[SPARK-46841][SQL] Add collation support for ICU locales and collation specifiers
What changes were proposed in this pull request?
Languages and localization for collations are supported by ICU library. Collation naming format is as follows:
<2-letter language code>[_<4-letter script>][_<3-letter country code>][_specifier_specifier...]
Locale specifier consists of the first part of collation name (language + script + country).
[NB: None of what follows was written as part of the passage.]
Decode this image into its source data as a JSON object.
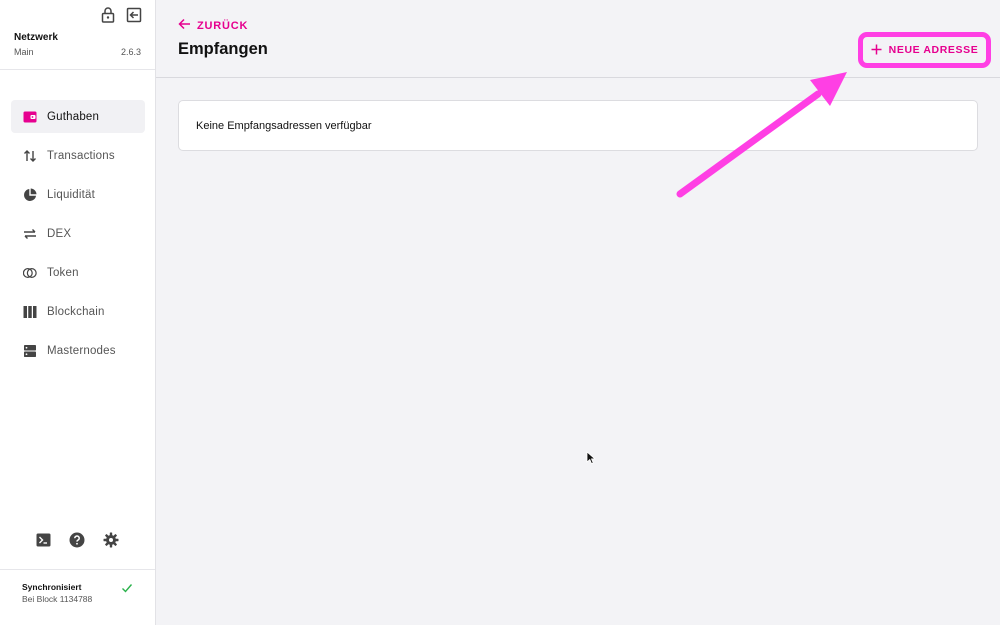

Locale specifiers need to be stable across ICU versions; to keep existing ids and names invariant we introduce golden file will locale table which should case CI failure on any silent changes.
Currently supported optional specifiers:
-
CS/CI- case sensitivity, default is case-sensitive; supported by configuring ICU collation levels -
AS/AI- accent sensitivity, default is accent-sensitive; supported by configuring ICU collation levels -
<unspecified>/LCASE/UCASE- case conversion performed prior to comparisons, default is unspecified; supported by internal implementation relying on ICU locale-aware conversions
User can use collation specifiers in any order except of locale which is mandatory and must go first. There is a one-to-one mapping between collation ids and collation names defined in CollationFactory.
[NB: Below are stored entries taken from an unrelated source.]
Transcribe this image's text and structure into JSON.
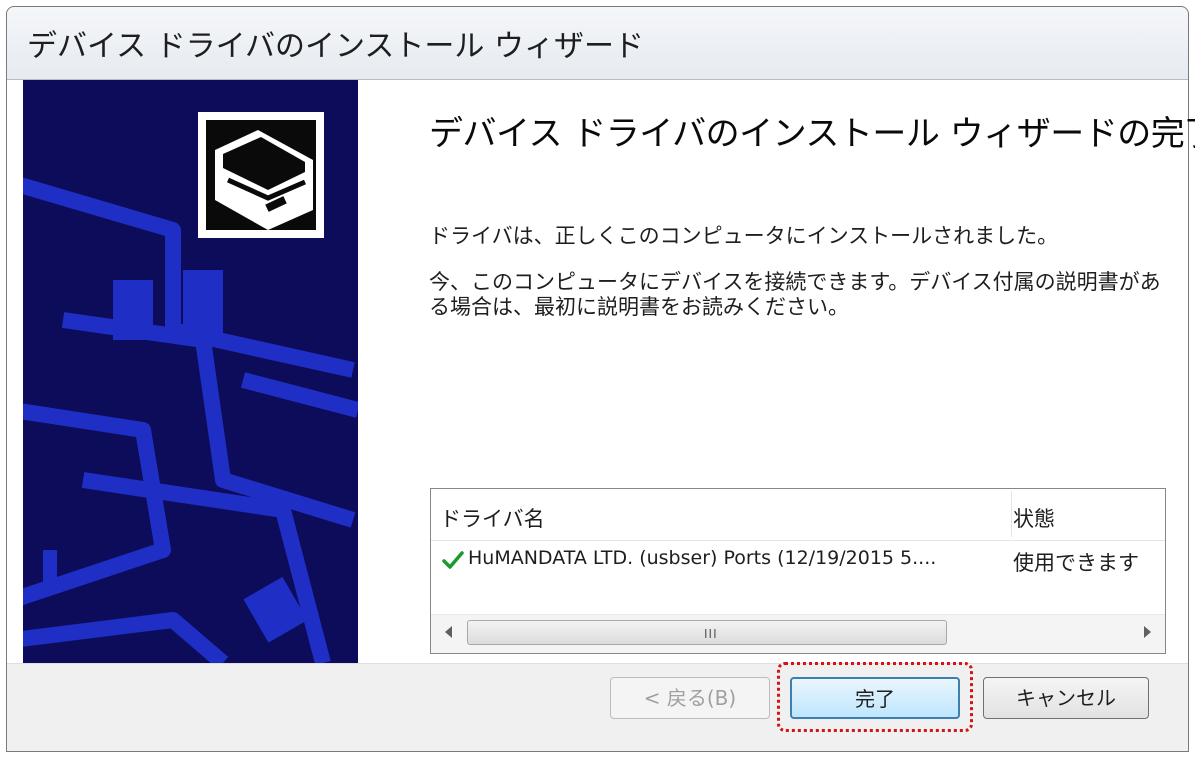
{
  "window": {
    "title": "デバイス ドライバのインストール ウィザード"
  },
  "main": {
    "heading": "デバイス ドライバのインストール ウィザードの完了",
    "message_installed": "ドライバは、正しくこのコンピュータにインストールされました。",
    "message_connect": "今、このコンピュータにデバイスを接続できます。デバイス付属の説明書がある場合は、最初に説明書をお読みください。"
  },
  "driver_list": {
    "columns": [
      "ドライバ名",
      "状態"
    ],
    "rows": [
      {
        "name": "HuMANDATA LTD. (usbser) Ports  (12/19/2015 5....",
        "status": "使用できます",
        "icon": "check-icon"
      }
    ],
    "scrollbar_grip": "III"
  },
  "buttons": {
    "back": "< 戻る(B)",
    "finish": "完了",
    "cancel": "キャンセル"
  },
  "colors": {
    "banner": "#0c0c5a",
    "banner_lines": "#1f2ec4",
    "check": "#1d9a2c",
    "highlight": "#d21414"
  }
}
Why are the changes needed?
To add languages and localization support for collations.
Does this PR introduce any user-facing change?
Yes, it adds new predefined collations.
How was this patch tested?
Added checks to CollationFactorySuite and ICU locale map golden file.
Was this patch authored or co-authored using generative AI tooling?
No.
Please review collation team @dbatomic @stefankandic @uros-db @mihailom-db @stevomitric.
User can use collation specifiers in any order except of locale which is mandatory and must go first. There is a one-to-one mapping between collation ids and collation names defined in CollationFactory.
Does that mean that there are multiple collation names that have identical meaning but different names (with the specifiers in different order)? That seems confusing and error prone. Are we at least normalizing them internally somehow?
will we have to do the same for pyspark - as StringType there only supports 4 initial collations?
User can use collation specifiers in any order except of locale which is mandatory and must go first. There is a one-to-one mapping between collation ids and collation names defined in CollationFactory.
Does that mean that there are multiple collation names that have identical meaning but different names (with the specifiers in different order)? That seems confusing and error prone. Are we at least normalizing them internally somehow?
+1 on @bart-samwel 's concern. Is there a good reason to allow the order to be relaxed?
How do we name a trailing-space-insensitive collation?
@mkaravel @dbatomic please review again, thanks.
do we have end-to-end tests for this new feature?
thanks, merging to master!